Here in their ancient homeland, the North Carolina Cherokee still compete in bowmanship and blowgun contests, they play the ancient game of Indian Ball and participate in other primitive games and dances that were begun centuries before the white man ventured into the region.
A vivid reminder of what life was like among the Cherokees 250 years ago is provided by Oconaluftee Indian Village on the reservation. Meticulously recreated, the village contains the structure of woven cane and clay used by the earliest Cherokees.

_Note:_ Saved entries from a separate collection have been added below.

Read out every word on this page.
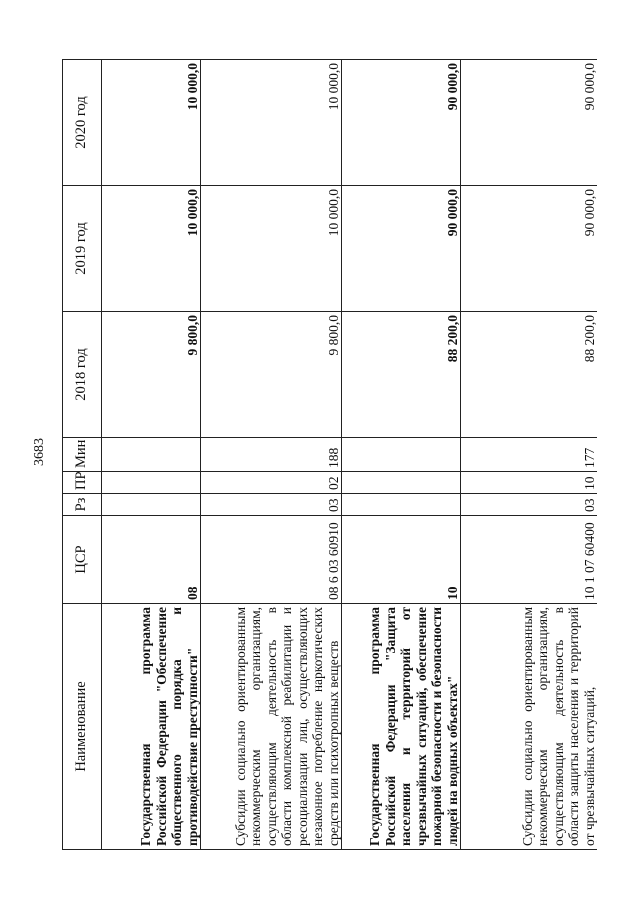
3683
Наименование	ЦСР	Рз	ПР	Мин	2018 год	2019 год	2020 год
Государственная программа Российской Федерации "Обеспечение общественного порядка и противодействие преступности"	08				9 800,0	10 000,0	10 000,0
Субсидии социально ориентированным некоммерческим организациям, осуществляющим деятельность в области комплексной реабилитации и ресоциализации лиц, осуществляющих незаконное потребление наркотических средств или психотропных веществ	08 6 03 60910	03	02	188	9 800,0	10 000,0	10 000,0
Государственная программа Российской Федерации "Защита населения и территорий от чрезвычайных ситуаций, обеспечение пожарной безопасности и безопасности людей на водных объектах"	10				88 200,0	90 000,0	90 000,0
Субсидии социально ориентированным некоммерческим организациям, осуществляющим деятельность в области защиты населения и территорий от чрезвычайных ситуаций,	10 1 07 60400	03	10	177	88 200,0	90 000,0	90 000,0
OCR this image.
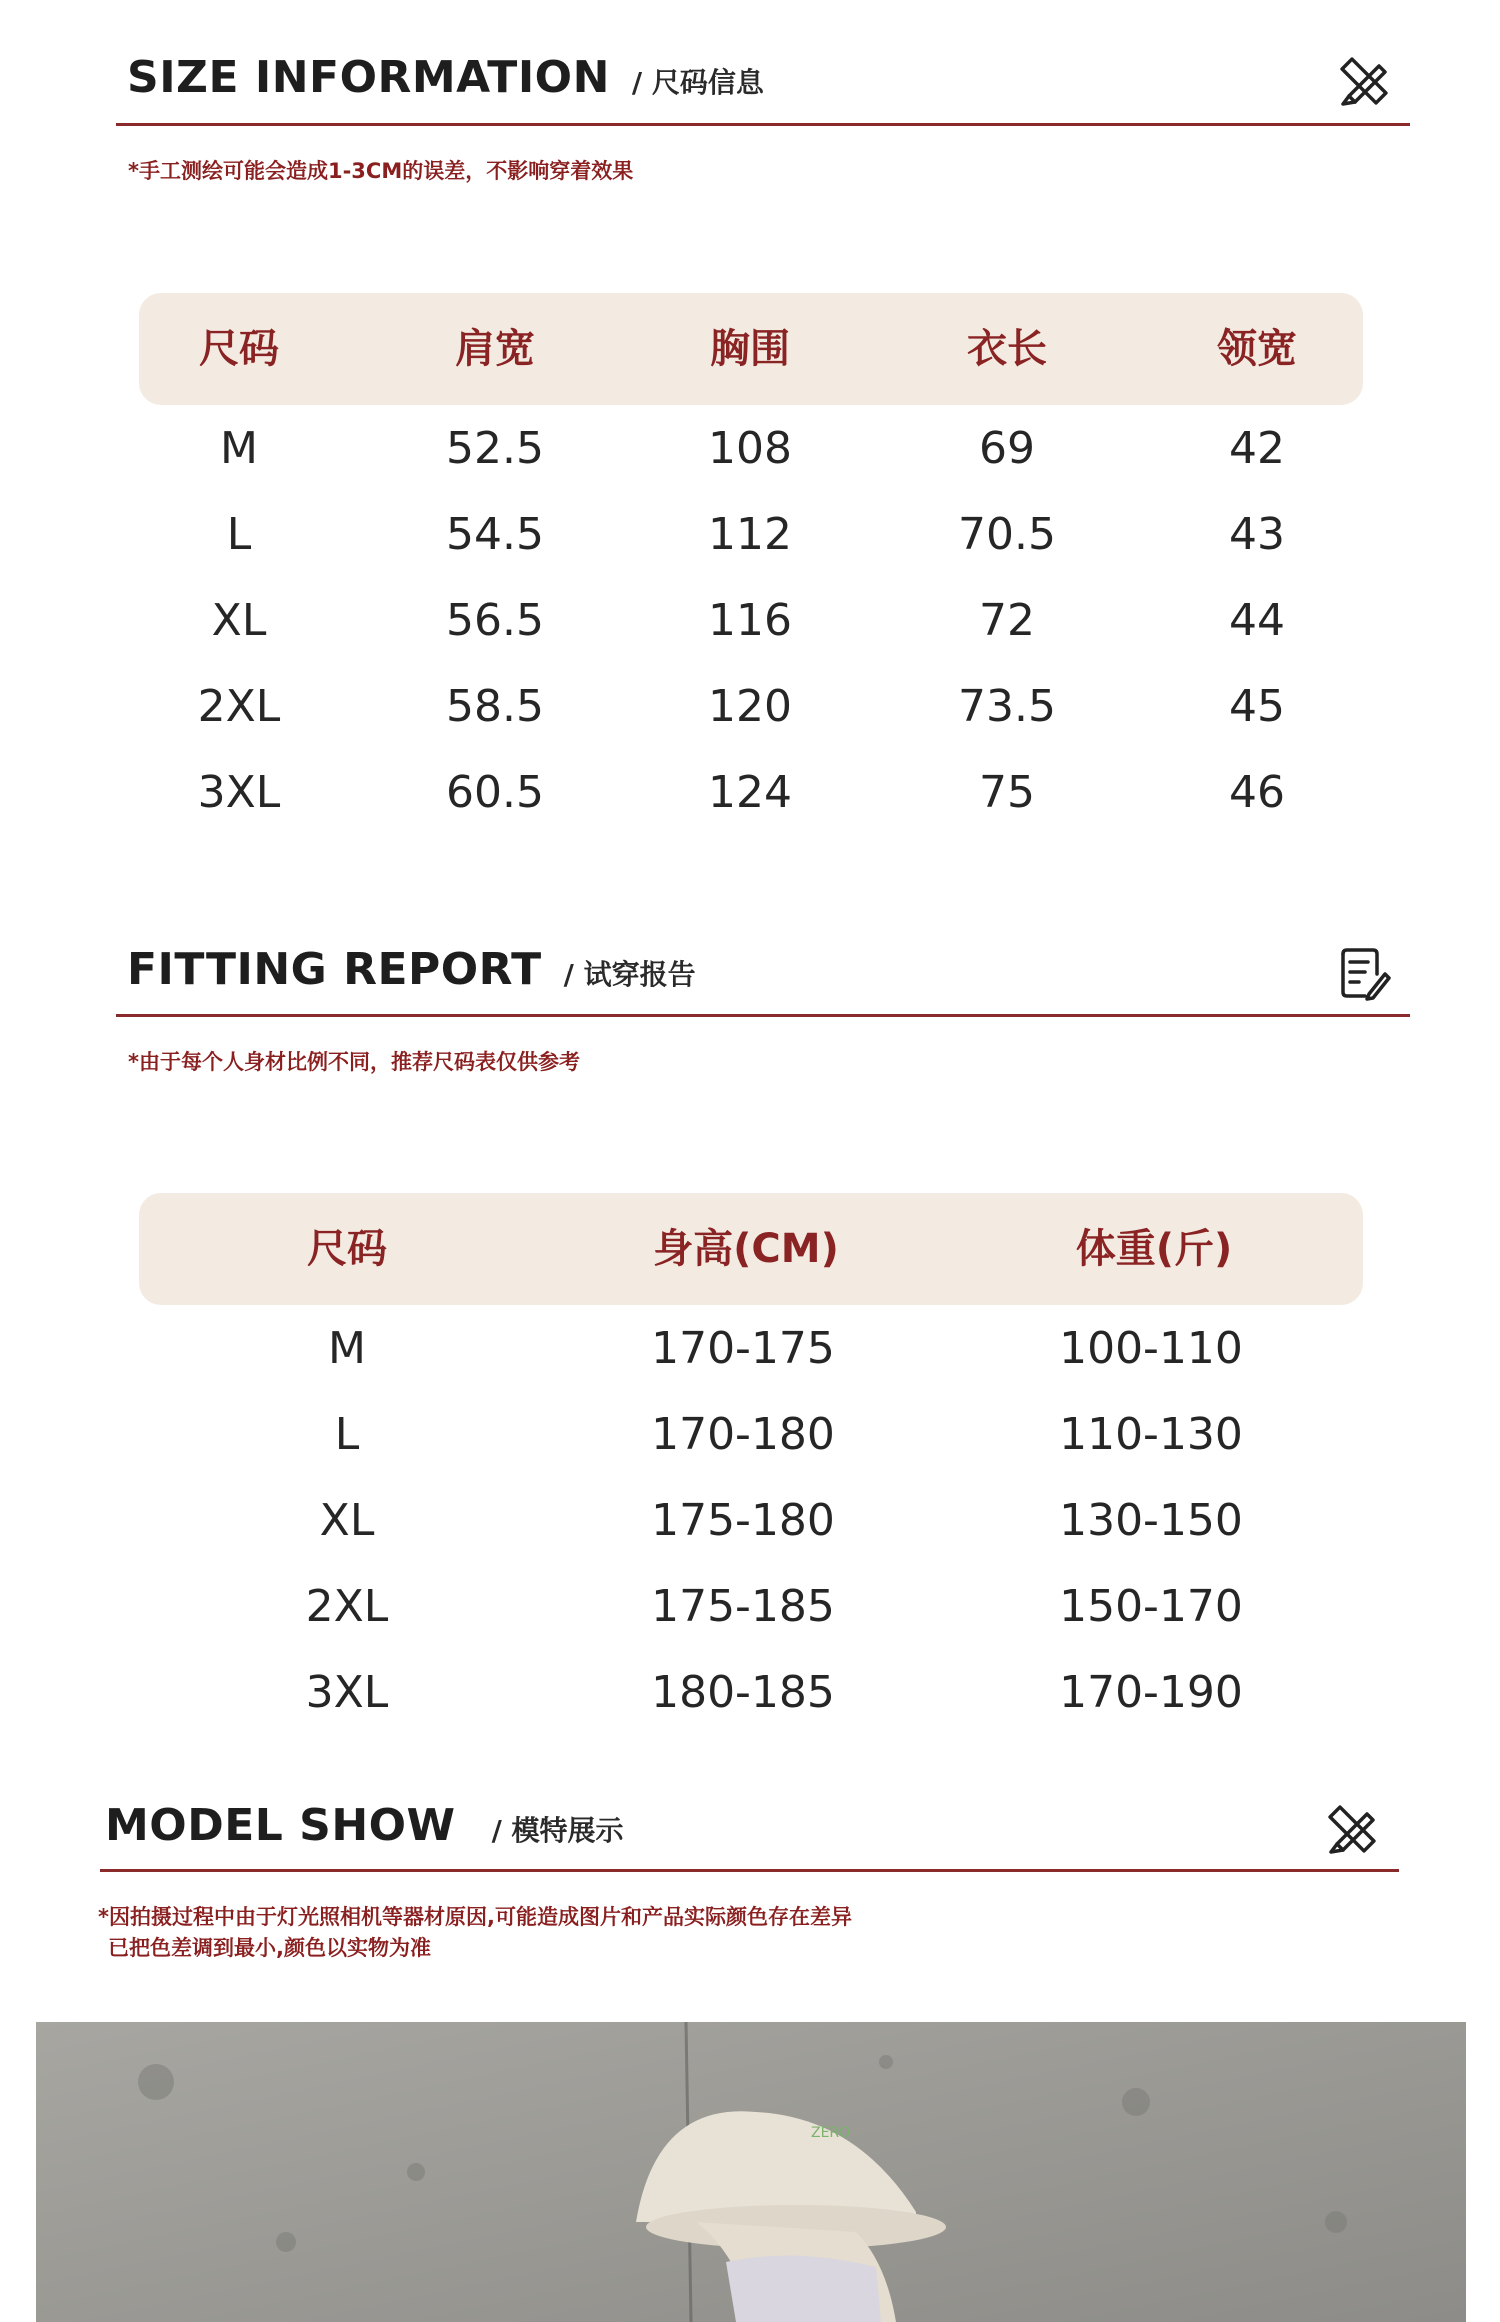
SIZE INFORMATION / 尺码信息
*手工测绘可能会造成1-3CM的误差，不影响穿着效果
尺码	肩宽	胸围	衣长	领宽
M	52.5	108	69	42
L	54.5	112	70.5	43
XL	56.5	116	72	44
2XL	58.5	120	73.5	45
3XL	60.5	124	75	46
FITTING REPORT / 试穿报告
*由于每个人身材比例不同，推荐尺码表仅供参考
尺码	身高(CM)	体重(斤)
M	170-175	100-110
L	170-180	110-130
XL	175-180	130-150
2XL	175-185	150-170
3XL	180-185	170-190
MODEL SHOW / 模特展示
*因拍摄过程中由于灯光照相机等器材原因,可能造成图片和产品实际颜色存在差异
已把色差调到最小,颜色以实物为准
ZERO
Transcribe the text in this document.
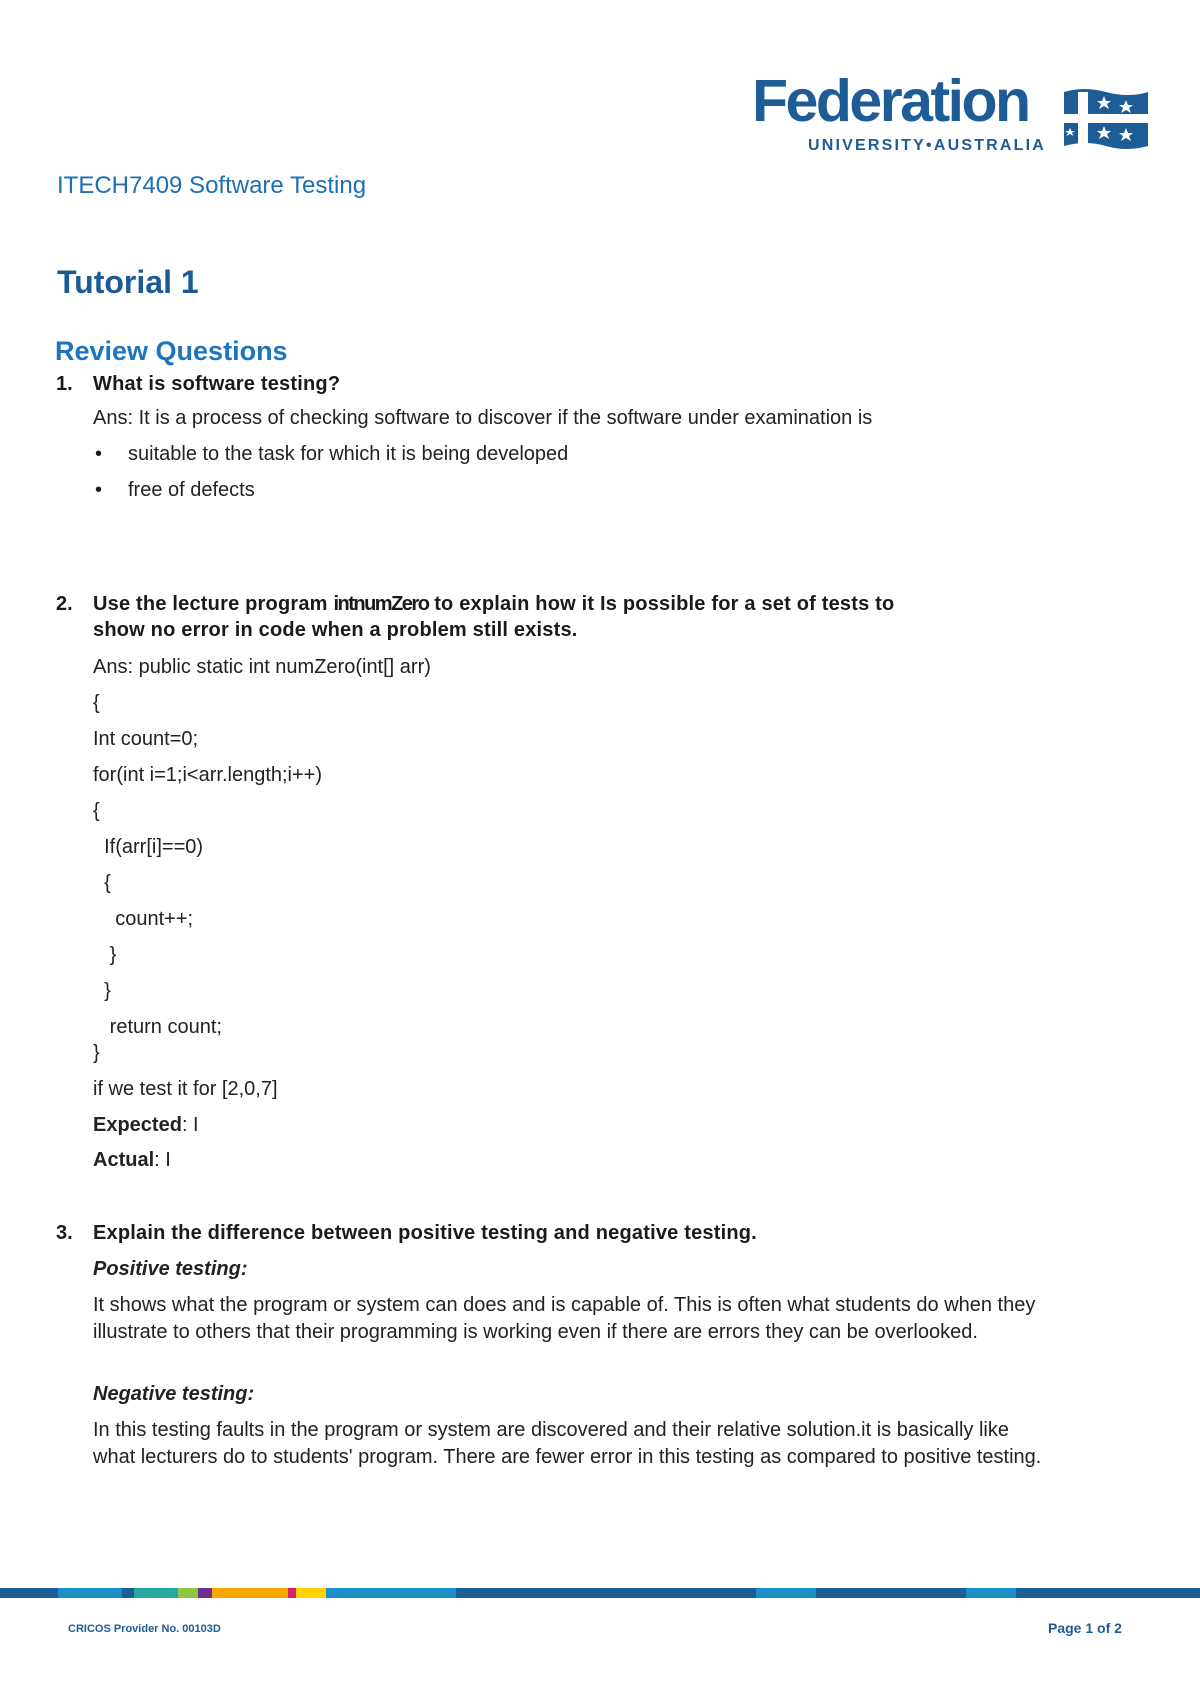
Federation
UNIVERSITY•AUSTRALIA
ITECH7409 Software Testing
Tutorial 1
Review Questions
1. What is software testing?
Ans: It is a process of checking software to discover if the software under examination is
• suitable to the task for which it is being developed
• free of defects
2. Use the lecture program intnumZero to explain how it Is possible for a set of tests to
show no error in code when a problem still exists.
Ans: public static int numZero(int[] arr)
{
Int count=0;
for(int i=1;i<arr.length;i++)
{
If(arr[i]==0)
{
count++;
}
}
return count;
}
if we test it for [2,0,7]
Expected: I
Actual: I
3. Explain the difference between positive testing and negative testing.
Positive testing:
It shows what the program or system can does and is capable of. This is often what students do when they illustrate to others that their programming is working even if there are errors they can be overlooked.
Negative testing:
In this testing faults in the program or system are discovered and their relative solution.it is basically like what lecturers do to students' program. There are fewer error in this testing as compared to positive testing.
CRICOS Provider No. 00103D	Page 1 of 2
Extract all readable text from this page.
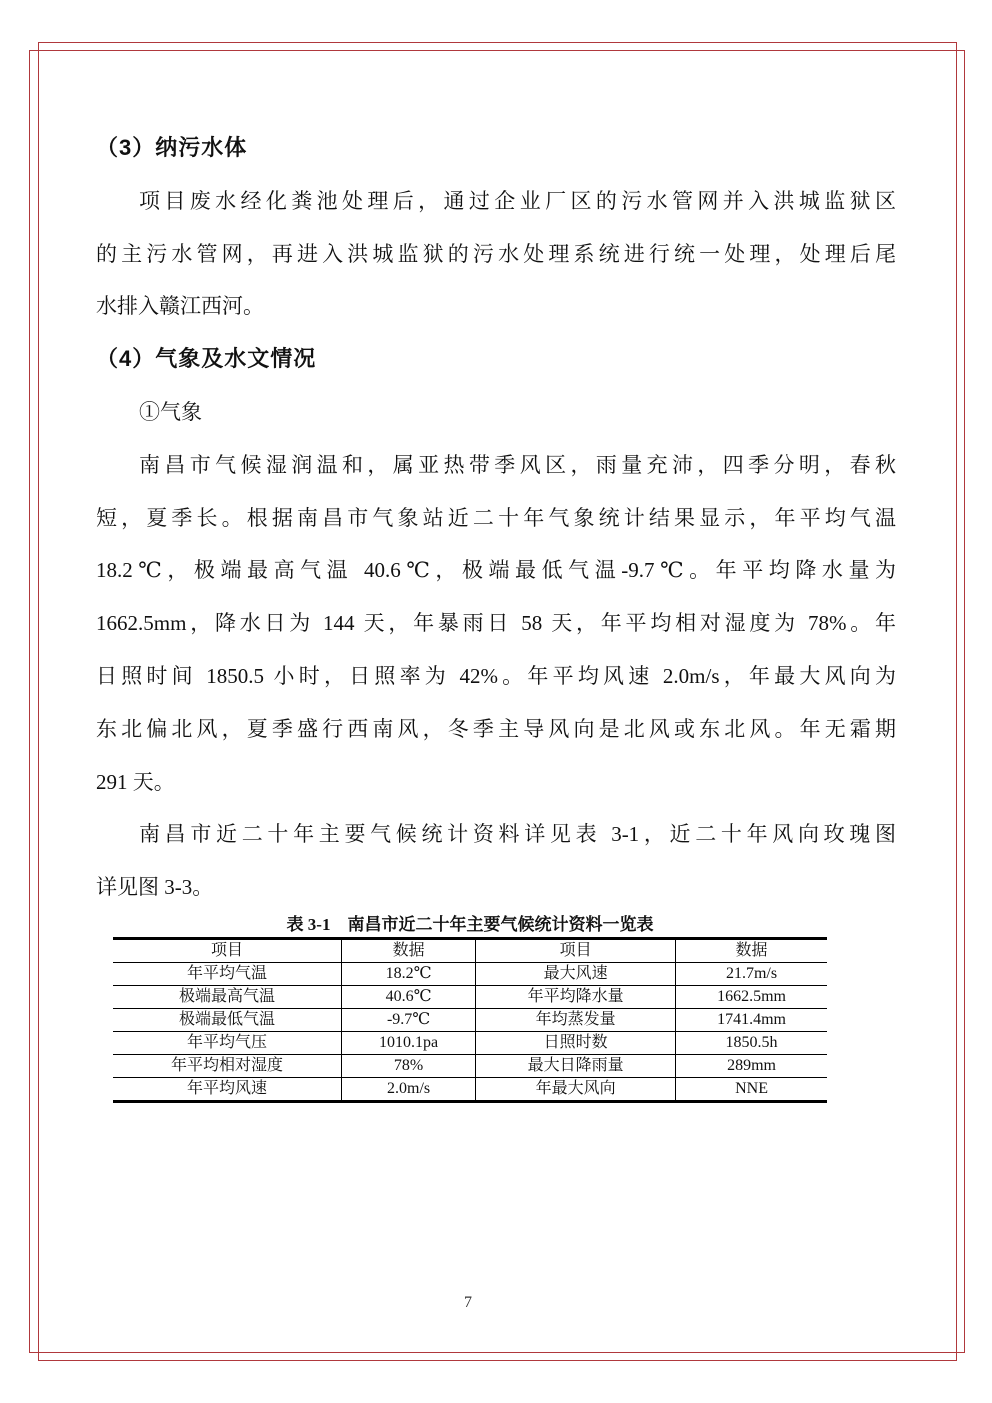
（3）纳污水体
项目废水经化粪池处理后，通过企业厂区的污水管网并入洪城监狱区
的主污水管网，再进入洪城监狱的污水处理系统进行统一处理，处理后尾
水排入赣江西河。
（4）气象及水文情况
①气象
南昌市气候湿润温和，属亚热带季风区，雨量充沛，四季分明，春秋
短，夏季长。根据南昌市气象站近二十年气象统计结果显示，年平均气温
18.2℃，极端最高气温 40.6℃，极端最低气温-9.7℃。年平均降水量为
1662.5mm，降水日为 144 天，年暴雨日 58 天，年平均相对湿度为 78%。年
日照时间 1850.5 小时，日照率为 42%。年平均风速 2.0m/s，年最大风向为
东北偏北风，夏季盛行西南风，冬季主导风向是北风或东北风。年无霜期
291 天。
南昌市近二十年主要气候统计资料详见表 3-1，近二十年风向玫瑰图
详见图 3-3。
表 3-1　南昌市近二十年主要气候统计资料一览表
项目	数据	项目	数据
年平均气温	18.2℃	最大风速	21.7m/s
极端最高气温	40.6℃	年平均降水量	1662.5mm
极端最低气温	-9.7℃	年均蒸发量	1741.4mm
年平均气压	1010.1pa	日照时数	1850.5h
年平均相对湿度	78%	最大日降雨量	289mm
年平均风速	2.0m/s	年最大风向	NNE
7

Also here are dirt-floored cabins introduced by white traders.
An outdoor drama, Unto These Hills, shown nightly from mid June through July depicts the Cherokee Indian, Tsali, as he fights, runs, and finally ends up sacrificing his life so that a handful of his people will be allowed to remain in the Great Smoky Mountains.
At the Indian Museum in Cherokee is the largest collection of artifacts of the Cherokee nation. Spear points on exhibit predate the bow and arrow by centuries, and the pottery is said to been fashioned by an unknown people at least 10,000 years ago.
Today, the Eastern Band of Cherokee Indians has nearly 12,000 enrolled members that live on the Qualla Boundary, a land area comprised of 56,572 acres directly adjacent to the Great Smoky Mountains National Park. The Eastern Band are descendants of those Cherokee who, in the late 1830s, remained in the mountains of North Carolina rather than be forced to march along the infamous “Trail of Tears” to Oklahoma.